Traister was angry about something at work, but she wasn’t expressing anger. In fact, she wasn’t aware that she was feeling so angry. When this other woman spoke to her, Traister said the fact that her co-worker “saw in sort of what was a split second something that I wouldn’t have been able to describe, as soon as she said it, it was like ‘I am furious, of course I’m crying because I’m furious.'”
It’s Traister’s eye-opening moment, how her co-worker revealed something to her about her own own emotions and her expression of them, that got my attention. It was an apocalypse, an epiphany, a revelatory illumination.
She goes on to say in the interview that it’s “hammered home” to women that our rage is inexpressible — because we’ll be seen as crazy, invalid, marginal, unhinged, and we know it will go badly for us if we express our anger directly. [I think this is true for some men in our culture too — not that they’ll be seen as hysterical or crazy, but that they’ve been taught that expressing anger is not acceptable in some circumstances — but on the whole anger and rage are more acceptable, more in line with the power, brute force, emotional strength we (wrongly) accord masculinity than with the traditional attributes of femininity and being “good girls.” See below for a little more on the repression of anger and rage in our culture.] Since women know that it won’t go well if they get mad, one tactic women employ (consciously or not) when angry is to cry.
Traister notes, though, that this tactic works in America only for white women; “there’s a racial dynamic for crying in terms of sympathy. The vision of the traditionally vulnerable femininity that garners sympathy or empathy is very often the suffering white woman. The crying black woman doesn’t have that same kind of imaginative hold. And more than that, white women’s tears have often been used to cover for instances of racism; I mean, the vision of the suffering white woman and the need to protect her has often been the covering for lynching, for racist violence.”
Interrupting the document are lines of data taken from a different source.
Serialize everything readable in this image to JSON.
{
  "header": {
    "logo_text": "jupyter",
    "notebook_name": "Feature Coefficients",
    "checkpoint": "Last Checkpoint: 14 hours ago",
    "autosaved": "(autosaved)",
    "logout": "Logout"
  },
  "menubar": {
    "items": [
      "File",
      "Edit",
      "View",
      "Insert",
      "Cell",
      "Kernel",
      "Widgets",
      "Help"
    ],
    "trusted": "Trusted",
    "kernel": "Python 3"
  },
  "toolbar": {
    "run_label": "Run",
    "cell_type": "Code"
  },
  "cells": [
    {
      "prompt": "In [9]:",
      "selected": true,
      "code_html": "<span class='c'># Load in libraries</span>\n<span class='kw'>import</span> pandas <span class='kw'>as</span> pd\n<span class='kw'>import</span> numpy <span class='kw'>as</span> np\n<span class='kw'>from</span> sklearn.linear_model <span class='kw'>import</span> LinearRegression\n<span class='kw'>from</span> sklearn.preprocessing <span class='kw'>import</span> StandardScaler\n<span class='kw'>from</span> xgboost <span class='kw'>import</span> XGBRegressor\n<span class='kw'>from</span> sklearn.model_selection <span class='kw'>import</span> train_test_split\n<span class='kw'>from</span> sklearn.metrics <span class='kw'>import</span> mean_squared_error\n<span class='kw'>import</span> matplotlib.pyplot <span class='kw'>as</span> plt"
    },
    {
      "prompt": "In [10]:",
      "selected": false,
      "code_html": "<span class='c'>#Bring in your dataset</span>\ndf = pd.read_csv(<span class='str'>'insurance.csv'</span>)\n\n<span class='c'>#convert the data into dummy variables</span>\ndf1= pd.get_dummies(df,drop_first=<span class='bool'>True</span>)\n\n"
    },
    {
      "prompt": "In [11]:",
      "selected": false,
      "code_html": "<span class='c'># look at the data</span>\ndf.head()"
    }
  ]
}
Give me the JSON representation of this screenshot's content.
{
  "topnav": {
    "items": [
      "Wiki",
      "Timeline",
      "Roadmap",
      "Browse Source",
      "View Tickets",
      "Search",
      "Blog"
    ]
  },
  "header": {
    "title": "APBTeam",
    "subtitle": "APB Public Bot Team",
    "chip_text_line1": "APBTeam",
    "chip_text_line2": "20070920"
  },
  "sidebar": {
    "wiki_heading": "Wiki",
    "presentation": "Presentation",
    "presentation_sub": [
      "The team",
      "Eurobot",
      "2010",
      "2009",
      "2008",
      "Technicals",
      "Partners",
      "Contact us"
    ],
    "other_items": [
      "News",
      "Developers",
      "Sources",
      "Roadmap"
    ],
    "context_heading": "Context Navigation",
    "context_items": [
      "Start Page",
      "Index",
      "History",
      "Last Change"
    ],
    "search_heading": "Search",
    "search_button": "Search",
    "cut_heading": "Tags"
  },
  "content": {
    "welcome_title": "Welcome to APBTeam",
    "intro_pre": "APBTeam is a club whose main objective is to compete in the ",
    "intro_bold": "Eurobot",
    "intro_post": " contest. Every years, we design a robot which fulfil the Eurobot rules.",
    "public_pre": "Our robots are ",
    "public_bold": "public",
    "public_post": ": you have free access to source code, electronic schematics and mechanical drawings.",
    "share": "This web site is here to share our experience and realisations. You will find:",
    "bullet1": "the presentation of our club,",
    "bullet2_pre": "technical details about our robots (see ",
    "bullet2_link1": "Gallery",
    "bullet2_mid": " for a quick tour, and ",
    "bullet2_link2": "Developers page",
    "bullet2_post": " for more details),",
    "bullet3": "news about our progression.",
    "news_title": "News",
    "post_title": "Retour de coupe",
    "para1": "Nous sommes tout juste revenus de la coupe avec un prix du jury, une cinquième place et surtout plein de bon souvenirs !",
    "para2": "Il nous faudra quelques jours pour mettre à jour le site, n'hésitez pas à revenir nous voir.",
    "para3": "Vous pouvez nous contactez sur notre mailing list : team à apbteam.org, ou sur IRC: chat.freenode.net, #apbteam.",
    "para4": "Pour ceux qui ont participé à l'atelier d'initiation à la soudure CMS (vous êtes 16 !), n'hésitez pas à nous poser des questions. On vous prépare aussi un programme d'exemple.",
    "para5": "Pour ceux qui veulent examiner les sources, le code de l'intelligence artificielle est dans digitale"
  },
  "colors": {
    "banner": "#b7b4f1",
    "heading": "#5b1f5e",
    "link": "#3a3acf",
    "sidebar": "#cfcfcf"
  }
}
She also talks in the interview, and in the book (which I have not read), about constructive anger and its uses in history, particularly among black women: Rosa Parks, Florence Kennedy, Pauli Murray, Shirley Chisholm, Emmett Till’s mother. Emmett Till was the 14-year old African American boy brutally lynched in Mississippi in 1955, accused of “offending a white woman in her family’s grocery store.” His mother insisted on an open casket so that his mutilated body could be seen. It’s one of Time magazine’s 100 Most Influential Images of All Time. The two men who killed him were acquitted by an all-white jury.
It’s really powerful: the divergent responses in America to the spectre of a white woman crying and a woman of colour crying, and the fact that white men have justified their brutality toward black men as protection of “suffering white women.” (How different the response of white men often is when white women suffer at the hands of another white man, especially one in their, the men’s, own social class.) The work of these black women whom Traister cites, and of others, is also powerful and inspiring, and it’s been effective; I have no doubt their actions are borne of legitimate anger in the face of inequity to themselves and others and “the grotesque unfairness of the world,” as it’s put in the interview. Anger can be a great motivator, pushing us to take a stand against unfairness, injustice, cruelty, serious wrongdoing.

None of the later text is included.